Em uma série de denúncias, o Greenpeace Brasil vai mostrar como grileiros, madeireiros e pecuaristas vêm aproveitando o clima político favorável ao crime, para avançar sobre imensas áreas de floresta, colocando em risco espécies únicas da biodiversidade brasileira.
Quem derruba a floresta? Que espécies estão em risco? Como o fruto do crime chega a mercados nacionais e internacionais? É isso que vamos revelar nesta investigação sobre o Parque Estadual da Serra Ricardo Franco, no Mato Grosso, onde uma floresta que deveria estar protegida vem sendo trocada por pasto e a fauna substituída por bois.
O Parque Estadual Serra Ricardo Franco foi criado para preservar a biodiversidade da região. Mas desde sua criação sofre com o desmatamento e avanço da pecuária
O Parque Estadual da Serra Ricardo Franco foi criado em 1997, abrangendo 158 mil hectares, na fronteira do Brasil mato-grossense com a Bolívia, com o objetivo de “proteger os recursos hídricos e a viabilidade de movimentação das espécies da fauna nativa, preservando amostras dos ecossistemas existentes na área e proporcionando oportunidades controladas para o uso do público”, como diz o decreto que o criou (1.796/1997).
Ele fica em uma região em que o Cerrado, o Pantanal e a Amazônia se encontram.
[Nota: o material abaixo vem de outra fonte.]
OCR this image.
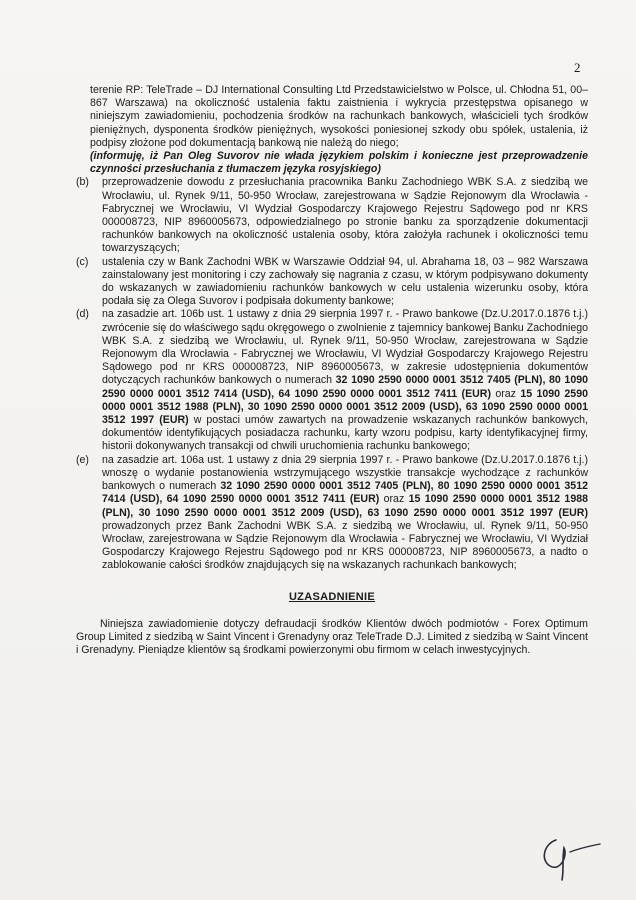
2

terenie RP: TeleTrade – DJ International Consulting Ltd Przedstawicielstwo w Polsce, ul. Chłodna 51, 00–867 Warszawa) na okoliczność ustalenia faktu zaistnienia i wykrycia przestępstwa opisanego w niniejszym zawiadomieniu, pochodzenia środków na rachunkach bankowych, właścicieli tych środków pieniężnych, dysponenta środków pieniężnych, wysokości poniesionej szkody obu spółek, ustalenia, iż podpisy złożone pod dokumentacją bankową nie należą do niego;

(informuję, iż Pan Oleg Suvorov nie włada językiem polskim i konieczne jest przeprowadzenie czynności przesłuchania z tłumaczem języka rosyjskiego)
(b)	przeprowadzenie dowodu z przesłuchania pracownika Banku Zachodniego WBK S.A. z siedzibą we Wrocławiu, ul. Rynek 9/11, 50-950 Wrocław, zarejestrowana w Sądzie Rejonowym dla Wrocławia - Fabrycznej we Wrocławiu, VI Wydział Gospodarczy Krajowego Rejestru Sądowego pod nr KRS 000008723, NIP 8960005673, odpowiedzialnego po stronie banku za sporządzenie dokumentacji rachunków bankowych na okoliczność ustalenia osoby, która założyła rachunek i okoliczności temu towarzyszących;
(c)	ustalenia czy w Bank Zachodni WBK w Warszawie Oddział 94, ul. Abrahama 18, 03 – 982 Warszawa zainstalowany jest monitoring i czy zachowały się nagrania z czasu, w którym podpisywano dokumenty do wskazanych w zawiadomieniu rachunków bankowych w celu ustalenia wizerunku osoby, która podała się za Olega Suvorov i podpisała dokumenty bankowe;
(d)	na zasadzie art. 106b ust. 1 ustawy z dnia 29 sierpnia 1997 r. - Prawo bankowe (Dz.U.2017.0.1876 t.j.) zwrócenie się do właściwego sądu okręgowego o zwolnienie z tajemnicy bankowej Banku Zachodniego WBK S.A. z siedzibą we Wrocławiu, ul. Rynek 9/11, 50-950 Wrocław, zarejestrowana w Sądzie Rejonowym dla Wrocławia - Fabrycznej we Wrocławiu, VI Wydział Gospodarczy Krajowego Rejestru Sądowego pod nr KRS 000008723, NIP 8960005673, w zakresie udostępnienia dokumentów dotyczących rachunków bankowych o numerach 32 1090 2590 0000 0001 3512 7405 (PLN), 80 1090 2590 0000 0001 3512 7414 (USD), 64 1090 2590 0000 0001 3512 7411 (EUR) oraz 15 1090 2590 0000 0001 3512 1988 (PLN), 30 1090 2590 0000 0001 3512 2009 (USD), 63 1090 2590 0000 0001 3512 1997 (EUR) w postaci umów zawartych na prowadzenie wskazanych rachunków bankowych, dokumentów identyfikujących posiadacza rachunku, karty wzoru podpisu, karty identyfikacyjnej firmy, historii dokonywanych transakcji od chwili uruchomienia rachunku bankowego;
(e)	na zasadzie art. 106a ust. 1 ustawy z dnia 29 sierpnia 1997 r. - Prawo bankowe (Dz.U.2017.0.1876 t.j.) wnoszę o wydanie postanowienia wstrzymującego wszystkie transakcje wychodzące z rachunków bankowych o numerach 32 1090 2590 0000 0001 3512 7405 (PLN), 80 1090 2590 0000 0001 3512 7414 (USD), 64 1090 2590 0000 0001 3512 7411 (EUR) oraz 15 1090 2590 0000 0001 3512 1988 (PLN), 30 1090 2590 0000 0001 3512 2009 (USD), 63 1090 2590 0000 0001 3512 1997 (EUR) prowadzonych przez Bank Zachodni WBK S.A. z siedzibą we Wrocławiu, ul. Rynek 9/11, 50-950 Wrocław, zarejestrowana w Sądzie Rejonowym dla Wrocławia - Fabrycznej we Wrocławiu, VI Wydział Gospodarczy Krajowego Rejestru Sądowego pod nr KRS 000008723, NIP 8960005673, a nadto o zablokowanie całości środków znajdujących się na wskazanych rachunkach bankowych;
UZASADNIENIE

Niniejsza zawiadomienie dotyczy defraudacji środków Klientów dwóch podmiotów - Forex Optimum Group Limited z siedzibą w Saint Vincent i Grenadyny oraz TeleTrade D.J. Limited z siedzibą w Saint Vincent i Grenadyny. Pieniądze klientów są środkami powierzonymi obu firmom w celach inwestycyjnych.
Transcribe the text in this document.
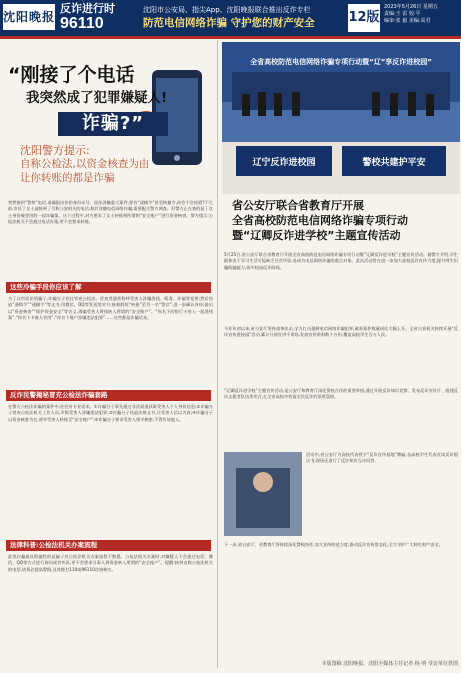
沈阳晚报
反诈进行时
96110
沈阳市公安局、指尖App、沈阳晚报联合推出反诈专栏
防范电信网络诈骗 守护您的财产安全	12版
2023年5月26日 星期五
责编:王 雷 校:平
编审:张 毅 美编:高君
“刚接了个电话
我突然成了犯罪嫌疑人!
诈骗?”
沈阳警方提示:
自称公检法,以资金核查为由
让你转账的都是诈骗
突然接到“警察”电话,准确报出你的身份证号、说你涉嫌重大案件,要有“逮捕令”甚至拘捕令,你会不会惊慌?不久前,市民丁女士就接到了号称公安机关的电话,称其涉嫌电信网络诈骗,需要配合警方调查。但警方正在查的是丁女士身份被冒用的一起诈骗案。这个过程中,对方要求丁女士转账到所谓的“安全账户”进行资金核查。警方提示:公检法机关不会通过电话办案,更不会要求转账。
这些冷骗手段你应该了解
为了让市民识别骗子,诈骗分子往往冒充公检法。冒充者通常称呼受害人涉嫌洗钱、贩毒、诈骗等犯罪;然后伪造“通缉令”“逮捕令”等文书,用微信、QQ等发送给对方;接着假装“转接”至另一名“警官”,进一步确认身份;最后以“资金核查”“保护资金安全”等名义,诱骗受害人将钱转入所谓的“安全账户”。“你名下的银行卡卷入一起洗钱案”,“你名下卡被人冒用”,“你名下账户涉嫌违法犯罪”……这些都是诈骗话术。
反诈民警揭秘冒充公检法诈骗套路
在警方公检法诈骗的案件中,往往有专业话术。①诈骗分子事先通过非法渠道获取受害人个人身份信息;②诈骗分子冒充公检法机关工作人员,声称受害人涉嫌违法犯罪;③诈骗分子伪造法律文书,让受害人信以为真;④诈骗分子以资金核查为名,诱导受害人转账至“安全账户”;⑤诈骗分子要求受害人保守秘密,不得告诉他人。
法律科普:公检法机关办案流程
此类诈骗最具欺骗性的是骗子对公检法机关办案流程不熟悉。公检法机关办案时,对嫌疑人不会通过电话、微信、QQ等方式进行询问或者传讯,更不会要求当事人将资金转入所谓的“安全账户”。提醒:接到自称公检法机关的电话,请务必提高警惕,及时拨打110或96110咨询核实。
全省高校防范电信网络诈骗专项行动暨“辽”享反诈进校园”
辽宁反诈进校园	警校共建护平安
省公安厅联合省教育厅开展
全省高校防范电信网络诈骗专项行动
暨“辽卿反诈进学校”主题宣传活动
5月25日,省公安厅联合省教育厅开展全省高校防范电信网络诈骗专项行动暨“辽卿反诈进学校”主题宣传活动。据警方介绍,学生群体由于学习生活可能缺乏社会经验,易成为电信网络诈骗的重点对象。此次活动旨在进一步加大高校反诈宣传力度,提升师生识骗防骗能力,筑牢校园反诈防线。
今年年初以来,省公安厅坚持重拳出击,全力打击遏制电信网络诈骗犯罪,破获案件数量同比大幅上升。全省公安机关持续开展“反诈宣传进校园”活动,累计开展宣讲千余场,发放宣传资料数十万份,覆盖高校学生百万人次。
“辽卿反诈进学校”主题宣传活动,是公安厅和教育厅深化警校合作的重要举措,通过开展反诈知识竞赛、发布反诈宣传片、组建反诈志愿者队伍等形式,在全省高校中营造全民反诈的浓厚氛围。
活动中,省公安厅为高校代表授予“反诈宣传基地”牌匾,各高校学生代表宣读反诈倡议书,现场还进行了反诈知识互动问答。
下一步,省公安厅、省教育厅将持续深化警校协作,加大宣传防范力度,推动反诈宣传常态化,全力守护广大师生财产安全。
本版图稿 沈阳晚报、沈阳全媒体主任记者 杨 明 受访单位供图
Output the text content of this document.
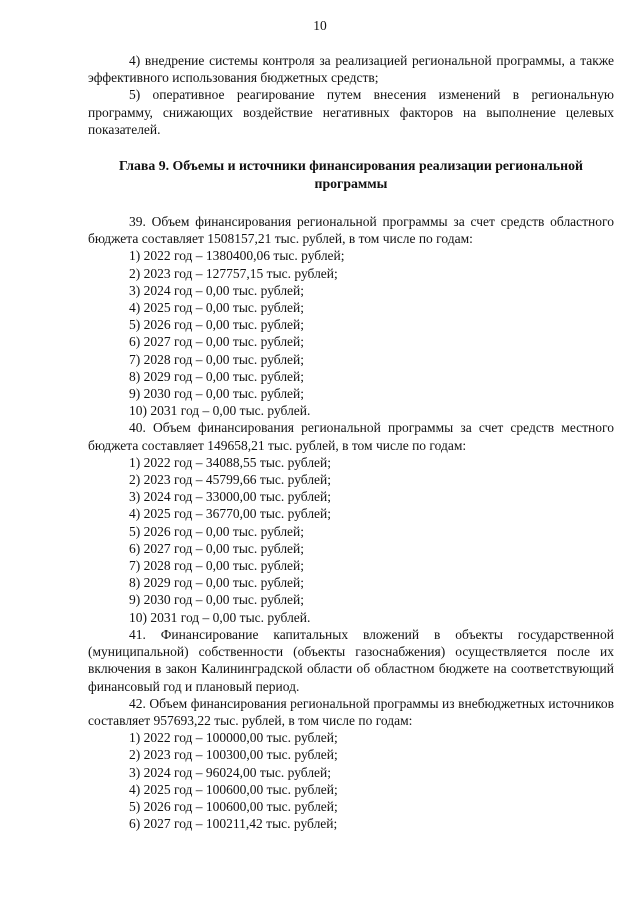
10

4) внедрение системы контроля за реализацией региональной программы, а также эффективного использования бюджетных средств;

5) оперативное реагирование путем внесения изменений в региональную программу, снижающих воздействие негативных факторов на выполнение целевых показателей.

Глава 9. Объемы и источники финансирования реализации региональной программы

39. Объем финансирования региональной программы за счет средств областного бюджета составляет 1508157,21 тыс. рублей, в том числе по годам:

1) 2022 год – 1380400,06 тыс. рублей;

2) 2023 год – 127757,15 тыс. рублей;

3) 2024 год – 0,00 тыс. рублей;

4) 2025 год – 0,00 тыс. рублей;

5) 2026 год – 0,00 тыс. рублей;

6) 2027 год – 0,00 тыс. рублей;

7) 2028 год – 0,00 тыс. рублей;

8) 2029 год – 0,00 тыс. рублей;

9) 2030 год – 0,00 тыс. рублей;

10) 2031 год – 0,00 тыс. рублей.

40. Объем финансирования региональной программы за счет средств местного бюджета составляет 149658,21 тыс. рублей, в том числе по годам:

1) 2022 год – 34088,55 тыс. рублей;

2) 2023 год – 45799,66 тыс. рублей;

3) 2024 год – 33000,00 тыс. рублей;

4) 2025 год – 36770,00 тыс. рублей;

5) 2026 год – 0,00 тыс. рублей;

6) 2027 год – 0,00 тыс. рублей;

7) 2028 год – 0,00 тыс. рублей;

8) 2029 год – 0,00 тыс. рублей;

9) 2030 год – 0,00 тыс. рублей;

10) 2031 год – 0,00 тыс. рублей.

41. Финансирование капитальных вложений в объекты государственной (муниципальной) собственности (объекты газоснабжения) осуществляется после их включения в закон Калининградской области об областном бюджете на соответствующий финансовый год и плановый период.

42. Объем финансирования региональной программы из внебюджетных источников составляет 957693,22 тыс. рублей, в том числе по годам:

1) 2022 год – 100000,00 тыс. рублей;

2) 2023 год – 100300,00 тыс. рублей;

3) 2024 год – 96024,00 тыс. рублей;

4) 2025 год – 100600,00 тыс. рублей;

5) 2026 год – 100600,00 тыс. рублей;

6) 2027 год – 100211,42 тыс. рублей;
Uma área de transição ambiental, onde diferentes vegetações e espécies animais interagem, dando origem a uma biodiversidade única e ainda pouco conhecida pela ciência, principalmente por falta de incentivo à pesquisa.
Na região foram identificadas 472 espécies de aves, o que equivale a aproximadamente um quarto de todas as espécies de aves identificadas no Brasil. Espécies como a Sporophila nigrorufa, popularmente conhecida como caboclinho-do-sertão, que é classificada como “vulnerável” na Lista Vermelha de Espécies Ameaçadas da International Union for Conservation of Nature (IUCN).
O local também é rico em outras espécies da fauna, entre elas mamíferos ameaçados, como a ariranha (Pteronura brasiliensis) e o tamanduá-bandeira (Myrmecophaga tridactyla), o maior dentre os tamanduás.
Apesar de toda sua importância para a biodiversidade, o parque nunca foi devidamente implementado pelo governo do Mato Grosso e suas florestas e animais sofrem com o desmatamento para abertura de pastagens.
Mais de 38 mil hectares (ha) da área que deveria estar sob a condição de proteção integral foram desmatados, dos quais quase 13 mil hectares (33%) ocorreram após a criação do Parque. No total, 24% da área do parque encontra-se desmatada. Além disso, 71% de toda sua extensão tem sobreposições com o Cadastro Ambiental Rural (CAR) e muitas destas “fazendas” produzem gado, que é vendido para mercados além dos mares, na Europa, Ásia e Oriente Médio.